Why are there no finitely additive measures on $\ell_\infty$ for which the measure of every ball is positive and finite?

Question

As the question title suggests, why are there no finitely additive measures on $\ell_\infty$ for which the measure of every ball is positive and finite? Here, we do not assume that the measure is translation invariant.

Answer 1

Arguing by contradiction, suppose such a measure, say $\nu$, does exist. The main idea is that we can place continuum many disjoint balls, or I would rather say cubes, inside a ball.
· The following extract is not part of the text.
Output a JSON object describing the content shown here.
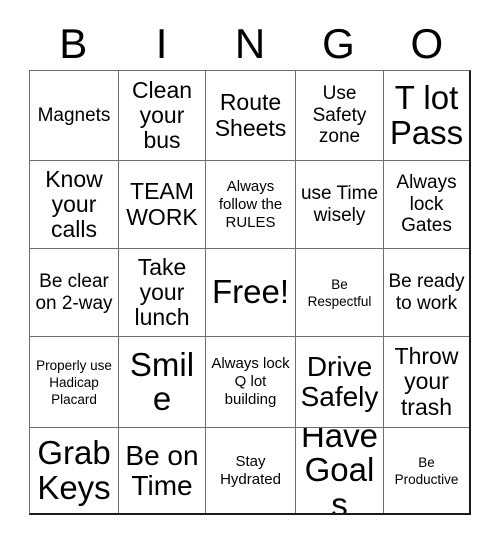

Hence, there are infinitely many of them that have measure greater than some constant $\epsilon > 0$.

Let us denote by $B_r(x)$ a ball in $\ell_\infty$ with center $x = (x_i)_{i = 1}^\infty$ and radius $r > 0$. That is,$$B_r(x) = \{y \in \ell_\infty : \|y - x\|_\infty \le r\} = \left\{y = (y_i) : \sup_{i \in \mathbb{N}} |y_i - x_i| \le r\right\}.$$Denote$$Y \subset \ell_\infty, \quad Y := \{y \in \ell_\infty : y_i \in \{-2, 2\}, \text{ }i = 1,\,2, \ldots\}.$$Consider the balls $B_1(y)$, $y \in Y$. Clearly,$$B_1(y_1) \cap B_1(y_2) = \emptyset \text{ for all }y_1,\,y_2 \in Y,\,y_1 \neq y_2.$$Thus, we have a family $B_1(y)$, $y \in Y$ with continuum many disjoint balls, all of them inside $B_3(0)$. Hence, there exists an infinite, in fact with cardinality continuum, set $Y' \subset Y$, such that $\nu(B_1(y)) > \epsilon$, for all $y \in Y'$, for some $\epsilon > 0$.

This means for any $n \in \mathbb{N}$ and $y_1$, $y_2$, $\ldots$, $y_n \in Y'$, we have$$\nu(B_3(0)) > \nu\left(\bigcup_{i = 1}^n B_1(y_i)\right) > n\epsilon,$$which is a contradiction.